“Di fronte alla sconfitta più grave della storia della sinistra italiana del dopoguerra mi sarei aspettato una piena assunzione di responsabilità da parte di un segretario che, eletto con il 70% al congresso, ha potuto definire, in modo pressoché solitario, la linea politica, gli organigrammi e le candidature. Invece siamo alla ormai consueta elencazione di alibi e all’individuazione di responsabilità esterne”. Affida l’analisi del voto ad una nota su facebook durissima il ministro Andrea Orlando, eletto in Emilia Romagna dove era capolista a Parma e Piacenza, dopo un’infinita serie di riunioni per le candidature parlamentari che avevano portato ad una campagna elettorale evidentemente condizionata dalle divisioni.

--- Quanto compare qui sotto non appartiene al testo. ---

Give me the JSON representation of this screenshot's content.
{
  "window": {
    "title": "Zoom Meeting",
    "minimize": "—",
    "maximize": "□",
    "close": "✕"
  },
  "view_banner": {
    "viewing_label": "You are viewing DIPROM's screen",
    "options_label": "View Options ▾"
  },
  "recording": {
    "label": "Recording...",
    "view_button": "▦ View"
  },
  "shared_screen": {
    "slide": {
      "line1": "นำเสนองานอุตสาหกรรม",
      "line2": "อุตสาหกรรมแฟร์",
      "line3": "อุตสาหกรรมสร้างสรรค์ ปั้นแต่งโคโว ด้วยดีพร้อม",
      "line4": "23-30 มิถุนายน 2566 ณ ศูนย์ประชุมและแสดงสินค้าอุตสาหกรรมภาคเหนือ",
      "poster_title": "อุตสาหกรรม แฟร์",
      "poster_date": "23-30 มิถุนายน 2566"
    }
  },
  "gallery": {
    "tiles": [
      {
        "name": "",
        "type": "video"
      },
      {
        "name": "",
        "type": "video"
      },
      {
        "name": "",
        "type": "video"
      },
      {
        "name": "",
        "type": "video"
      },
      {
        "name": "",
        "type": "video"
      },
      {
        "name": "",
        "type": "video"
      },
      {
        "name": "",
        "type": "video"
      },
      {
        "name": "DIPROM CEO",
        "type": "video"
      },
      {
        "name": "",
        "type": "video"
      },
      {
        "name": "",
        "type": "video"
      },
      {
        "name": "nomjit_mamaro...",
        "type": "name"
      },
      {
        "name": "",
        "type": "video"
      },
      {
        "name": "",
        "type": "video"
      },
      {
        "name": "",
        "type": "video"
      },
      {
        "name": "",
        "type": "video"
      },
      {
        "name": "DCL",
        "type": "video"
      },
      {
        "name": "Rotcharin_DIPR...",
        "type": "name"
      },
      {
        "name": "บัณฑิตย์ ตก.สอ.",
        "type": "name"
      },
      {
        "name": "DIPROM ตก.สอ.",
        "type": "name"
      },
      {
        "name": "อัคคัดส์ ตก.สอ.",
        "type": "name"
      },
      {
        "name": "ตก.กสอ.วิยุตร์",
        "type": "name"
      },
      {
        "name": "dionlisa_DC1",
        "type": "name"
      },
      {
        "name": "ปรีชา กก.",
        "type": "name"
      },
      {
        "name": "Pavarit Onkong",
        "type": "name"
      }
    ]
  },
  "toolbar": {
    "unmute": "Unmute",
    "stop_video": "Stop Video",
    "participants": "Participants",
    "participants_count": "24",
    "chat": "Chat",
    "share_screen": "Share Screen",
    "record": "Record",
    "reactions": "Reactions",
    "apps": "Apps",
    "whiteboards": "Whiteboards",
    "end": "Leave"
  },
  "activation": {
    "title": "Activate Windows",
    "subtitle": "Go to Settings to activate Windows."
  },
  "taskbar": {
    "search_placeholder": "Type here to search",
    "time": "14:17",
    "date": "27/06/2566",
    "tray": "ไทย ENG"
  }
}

Il guardasigilli cala subito il secondo carico: “Da questo atteggiamento deriva la soluzione ambigua individuata, di dimissioni non dimissioni. Renzi, infatti, le annuncia ma le postdata e si riserva di renderle effettive soltanto dopo la conclusione della trattativa per la definizione degli assetti istituzionali e del nuovo governo”.
Sempre nella nota sulla sua pagina personale Orlando aggiunge: “Con l’annuncio delle dimissioni Renzi definisce la linea dei prossimi cruciali mesi e il percorso congressuale. Insomma, lo stesso gruppo dirigente che ci ha condotto alla sconfitta oggi si riserva il compito di affrontare, senza nessuna autocritica, questa travagliatissima fase per il PD e per il Paese.
Noi siamo, tanto quanto Renzi, contro i caminetti, ma anche contro i bunker”.